Cancellava dal cellulare la conversazione con il pusher mentre la fidanzata moriva: questa è l’ultima accusa rivolta al fidanzato di Adele de Vincenzi, la 16enne uccisa dall’ecstasy. La posizione di Sergio Bernardin si sta aggravando man mano che proseguono le indagini degli inquirenti. Tre messaggi, spediti e ricevuti intorno alle 21, sono stati cancellati dal telefono del 18enne. Il contenuto peraltro è molto banale, del tipo “Ci vediamo?” e “A che ora?“. Si trovano però sul cellulare dello spacciatore, non su quello del 18enne, che quindi li ha cancellati. Resta da capire quando li abbia cancellati: si tratta di un dettaglio fondamentale, perché potrebbe aggravare ulteriormente la sua posizione. Gli inquirenti sospettano che li abbia eliminati nei 40 minuti in cui Adele de Vincenzi è passata dall’accusare il malore alla morte o nelle ore immediatamente successive. Una cosa è certa ora: alle 6 del mattino, quando gli è stato sequestrato il cellulare, quei messaggi non c’erano più. Non è da escludere che li abbia cancellati dopo aver contattato il pusher, ma non c’era motivo per gli investigatori, visto che non sono compromettenti. Non si fa alcun riferimento a grammi, tipo di droga, né altro che avrebbe potuto metterlo nei guai.

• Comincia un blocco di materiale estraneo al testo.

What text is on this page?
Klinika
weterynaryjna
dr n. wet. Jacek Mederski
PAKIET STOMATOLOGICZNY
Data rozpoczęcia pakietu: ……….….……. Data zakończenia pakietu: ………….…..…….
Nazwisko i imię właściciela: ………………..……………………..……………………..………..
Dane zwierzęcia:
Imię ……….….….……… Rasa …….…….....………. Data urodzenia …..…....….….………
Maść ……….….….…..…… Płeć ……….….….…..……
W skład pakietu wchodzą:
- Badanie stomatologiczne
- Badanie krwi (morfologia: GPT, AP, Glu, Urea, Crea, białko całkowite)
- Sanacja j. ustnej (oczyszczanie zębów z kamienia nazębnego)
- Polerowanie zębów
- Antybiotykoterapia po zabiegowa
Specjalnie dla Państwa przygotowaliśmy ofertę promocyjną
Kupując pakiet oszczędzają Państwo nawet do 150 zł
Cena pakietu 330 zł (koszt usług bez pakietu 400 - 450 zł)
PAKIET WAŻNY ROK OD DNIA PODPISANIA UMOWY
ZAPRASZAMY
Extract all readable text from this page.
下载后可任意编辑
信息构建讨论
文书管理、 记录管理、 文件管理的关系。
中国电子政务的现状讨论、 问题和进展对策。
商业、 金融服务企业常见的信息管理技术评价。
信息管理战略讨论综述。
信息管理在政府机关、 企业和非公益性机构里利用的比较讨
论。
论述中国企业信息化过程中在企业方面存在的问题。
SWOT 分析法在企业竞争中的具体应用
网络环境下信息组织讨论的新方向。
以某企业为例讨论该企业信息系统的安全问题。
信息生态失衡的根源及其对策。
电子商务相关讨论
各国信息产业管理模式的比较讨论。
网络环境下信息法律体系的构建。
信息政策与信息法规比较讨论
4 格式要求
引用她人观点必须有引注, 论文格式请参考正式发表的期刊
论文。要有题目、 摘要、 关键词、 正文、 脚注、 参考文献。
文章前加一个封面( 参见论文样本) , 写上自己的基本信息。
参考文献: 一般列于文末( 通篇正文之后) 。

16ENNE UCCISA DA UNA DOSE DI MDMA
IL FIDANZATO NON AVREBBE COLLABORATO CON I SOCCORRITORI
Per questo, come riportato dal Corriere della Sera, gli inquirenti sospettano che Sergio Bernardin li abbia eliminati mentre la 16enne lottava tra la vita e la morte. Questa interpretazione dei fatti è ovviamente tutta da verificare, ma sembrerebbe trovare conferma nelle testimonianze dei soccorritori, secondo cui hanno dovuto insistere parecchio per sapere che tipo di droga avesse assunto la ragazza e in che quantità. Anche per questo motivo ieri il gip Nicoletta Bolelli ha accolto la richiesta della procura e confermato il carcere al fidanzato di Adele de Vincenzi e all’amico Gabriele Rigotti. Speravano nei domiciliari, invece restano in carcere. Nelle motivazioni è precisato che potrebbero commettere nuovamente i reati di cui sono accusati e inquinare le prove. «Il loro comportamento fa dubitare della loro capacità di ravvedimento, autocontrollo e di riflessione sulla gravità del fatto».